Kivity: OS^v -- Optimizing the Operating System for Virtual Machines

What kind of paper?

• Describes a new OS designed specifically for a virtualized environment.
• Specifically designed for environments where a VM is running a single application (e.g., a database, a file server).
• Avoid duplication
• Library-OS idea

What was the problem they were trying to solve?

• Guest OS and hypervisor duplicate functionality.
  • If you run a set of cooperating trusted applications in a VM, they don't need isolation from one another; hypervisor isolation is sufficient.
  • Both the OS and the hypervisor abstract the hardware.
• Goals of general purpose OS and VM OS differ:
  • VM OS needs administration at scale (not single-machine admin)
  • VM OS need not be portable to different hardware.
  • VM OS needs to be fast and small, perhaps tailored to a specific implementation.

Goals

• Run Linux binaries faster than Linux
• Quick boot
• Develop efficient new APIs that might be used natively or from a JVM
• Develop a platform for further research

• Library OS -- each VM is a single application (dynamically) linked with its own copy of the OS. (More accurately the other way around -- OS dynamically loads the application.)
• Appication talks directly to hardware.
• Single address space -- if you wanted more, you should have fired up multiple VMs -- kernel and application run in the space address space.
• System calls to OS^v become ordinary function calls.
• Multiple file systems: ZFS, devfs, ramfs (using VFS).

• Users VM (because x86_64 requires it for long mode operation)
• Supports mmap.
• No page eviction (because single application -- only need swap).

• Bad in virtual environments where the OS cannot prevent a kernel from being descheduled while it holds a spinlock (because the hypervisor might deschedule the entire VM).
• Instead, do kernel work in threads and use non spinlock based mutex (i.e., lock free implementation).
• User per-thread run-queues and lock-free algorithms for the scheduler (since it cannot run in a thread).

• The idea is to eliminate sharing that typically happens as packets traverse up and down the network stack.
• Instead, create a channel per-flow.
• Classifier directs an incoming packet to the right flow.
• No synchronization on incoming packets.
• On the send side, packets handled by the application in the application thread.
• Only synchronization is a single per-socket send/receive buffer lock.

• Desirable properties:
  • lock-free
  • preemptive
  • tickless
  • fair
  • scalable
  • efficient
• Doesn't the N² incoming wakeup queues potentially pose a problem?
• How are the calculations of when next thing is to run not ticks?

• Main idea: because Linux was designed to run multiple processes, it has overheads when you are not running multiple processes, but are running a single-address-space operating system.
• Examples:
  • netmap API: don't have to copy network packets from kernel to application.
  • Expose MMU: JVM can use it to make GC more efficient.
• Basically, in this case, crashing the OS is equivalent to crashing the application, so the fact that bugs in the application cause the OS to crash just doesn't matter.
• Shrinker: low memory callback (sounds like an external pager) (lets say a buffer cache grow as large as possible without interfering with the OS).

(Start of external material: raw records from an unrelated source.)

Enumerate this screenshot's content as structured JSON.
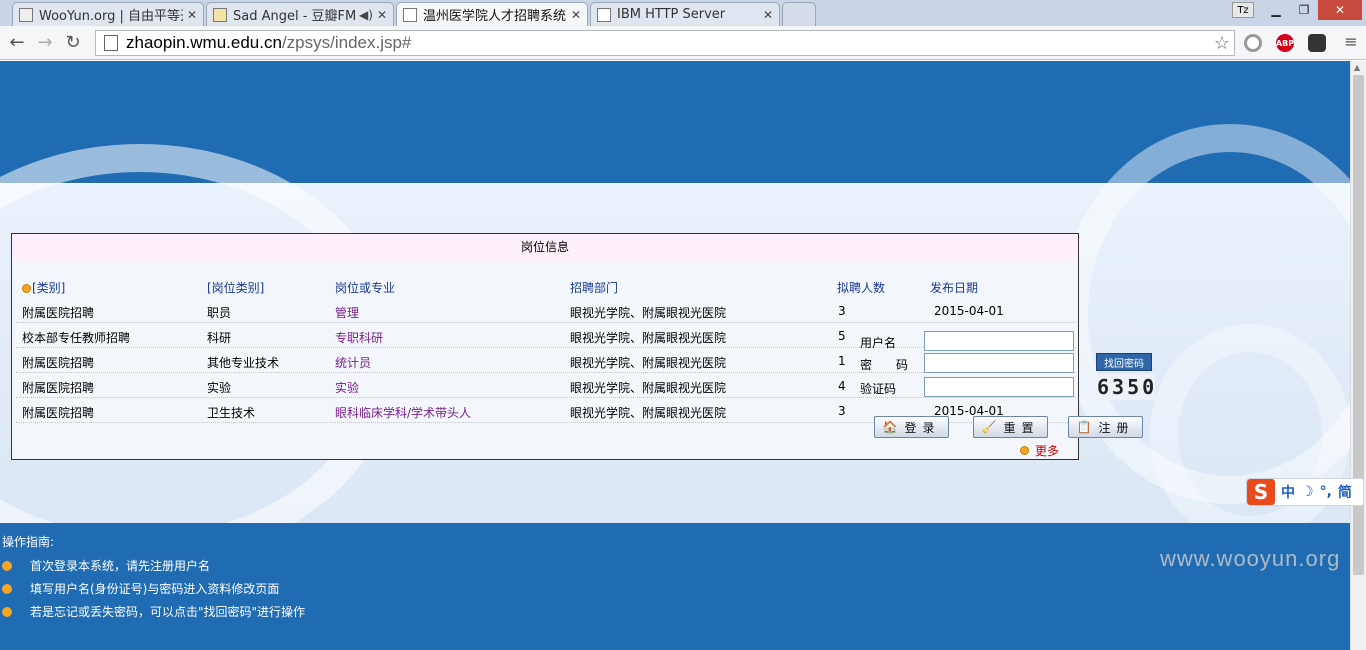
{
  "browser": {
    "tabs": [
      {
        "title": "WooYun.org | 自由平等开",
        "active": false
      },
      {
        "title": "Sad Angel - 豆瓣FM",
        "active": false
      },
      {
        "title": "温州医学院人才招聘系统",
        "active": true
      },
      {
        "title": "IBM HTTP Server",
        "active": false
      }
    ],
    "profile": "Tz",
    "url_host": "zhaopin.wmu.edu.cn",
    "url_path": "/zpsys/index.jsp#",
    "ext_abp": "ABP"
  },
  "panel": {
    "title": "岗位信息",
    "columns": [
      "[类别]",
      "[岗位类别]",
      "岗位或专业",
      "招聘部门",
      "拟聘人数",
      "发布日期"
    ],
    "rows": [
      {
        "category": "附属医院招聘",
        "post_type": "职员",
        "major": "管理",
        "dept": "眼视光学院、附属眼视光医院",
        "count": "3",
        "date": "2015-04-01"
      },
      {
        "category": "校本部专任教师招聘",
        "post_type": "科研",
        "major": "专职科研",
        "dept": "眼视光学院、附属眼视光医院",
        "count": "5",
        "date": ""
      },
      {
        "category": "附属医院招聘",
        "post_type": "其他专业技术",
        "major": "统计员",
        "dept": "眼视光学院、附属眼视光医院",
        "count": "1",
        "date": ""
      },
      {
        "category": "附属医院招聘",
        "post_type": "实验",
        "major": "实验",
        "dept": "眼视光学院、附属眼视光医院",
        "count": "4",
        "date": ""
      },
      {
        "category": "附属医院招聘",
        "post_type": "卫生技术",
        "major": "眼科临床学科/学术带头人",
        "dept": "眼视光学院、附属眼视光医院",
        "count": "3",
        "date": "2015-04-01"
      }
    ],
    "more": "更多"
  },
  "login": {
    "username_label": "用户名",
    "password_label": "密　　码",
    "captcha_label": "验证码",
    "find_password": "找回密码",
    "captcha_code": "6350",
    "login_btn": "登录",
    "reset_btn": "重置",
    "register_btn": "注册"
  },
  "guide": {
    "title": "操作指南:",
    "items": [
      "首次登录本系统，请先注册用户名",
      "填写用户名(身份证号)与密码进入资料修改页面",
      "若是忘记或丢失密码，可以点击\"找回密码\"进行操作"
    ]
  },
  "ime": {
    "mode": "中",
    "extra": "简"
  },
  "watermark": "www.wooyun.org"
}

Thought: this sounds like an architecture that basically lets me customize the OS for my application.
• Balloon: This seems completely orthogonal to OS-v -- any OS could do this (although calling into the JVM through the JNI would probably be gross -- you'd want a daemon to do this). This feels like a hack to me.

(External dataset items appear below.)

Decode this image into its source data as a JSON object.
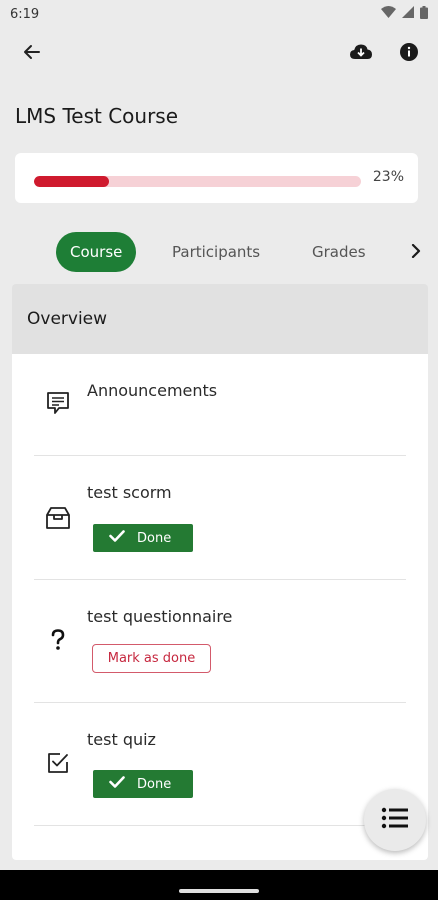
{
  "status": {
    "time": "6:19",
    "icons": [
      "wifi-icon",
      "signal-icon",
      "battery-icon"
    ]
  },
  "app_bar": {
    "back_icon": "arrow-left-icon",
    "actions": [
      "cloud-download-icon",
      "info-icon"
    ]
  },
  "course": {
    "title": "LMS Test Course",
    "progress_percent": 23,
    "progress_label": "23%"
  },
  "tabs": {
    "items": [
      "Course",
      "Participants",
      "Grades"
    ],
    "active": "Course",
    "more_icon": "chevron-right-icon"
  },
  "section": {
    "title": "Overview",
    "activities": [
      {
        "name": "Announcements",
        "icon": "forum-icon"
      },
      {
        "name": "test scorm",
        "icon": "package-icon",
        "status": "Done"
      },
      {
        "name": "test questionnaire",
        "icon": "question-icon",
        "action": "Mark as done"
      },
      {
        "name": "test quiz",
        "icon": "quiz-check-icon",
        "status": "Done"
      }
    ]
  },
  "fab": {
    "icon": "list-icon"
  },
  "colors": {
    "accent_green": "#1e7e36",
    "done_green": "#247a33",
    "progress_red": "#cf1a2e",
    "progress_track": "#f6d1d6",
    "mark_border": "#d35a6b"
  }
}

• Anyone know why one has to clear the iptables firewall rules?
• Interesting that they start with macrobenchmarks; typically one does microbenchmarks first and uses them to explain the macrobenchmarks.
• The only stated goal of the evaluation is to demonstrate improvement over LInux. Are there other things you might have wanted them to evaluation?
• Macrobenchmarks
  • Memslap (memcached): They show good numbers, but a) do not explain why, b) don't demonstrate the ability to integrate the caching hacks so that the memcache cache can grow as large as possible, and c) don't tell us how long their Linux took to boot or what its memory sizes were.
  • SpecJVM2008: I like the fact that they were willing to show a benchmark where their system does not really outscore Linux (0.005 doesn't seem significant to me -- they claim it is because the SD was only 0.002, but I would have liked a bit more detail about what/how specjvm runs).
• Microbenchmarks
  • Netperf: again "we're better" but no explanation of why -- I find this sad.
  • JVM Balloon: OK, now they test their cute little hack. And they explain what is happening. Yeay.
  • Context switch (really a thread switch): OSv way faster with no explanation.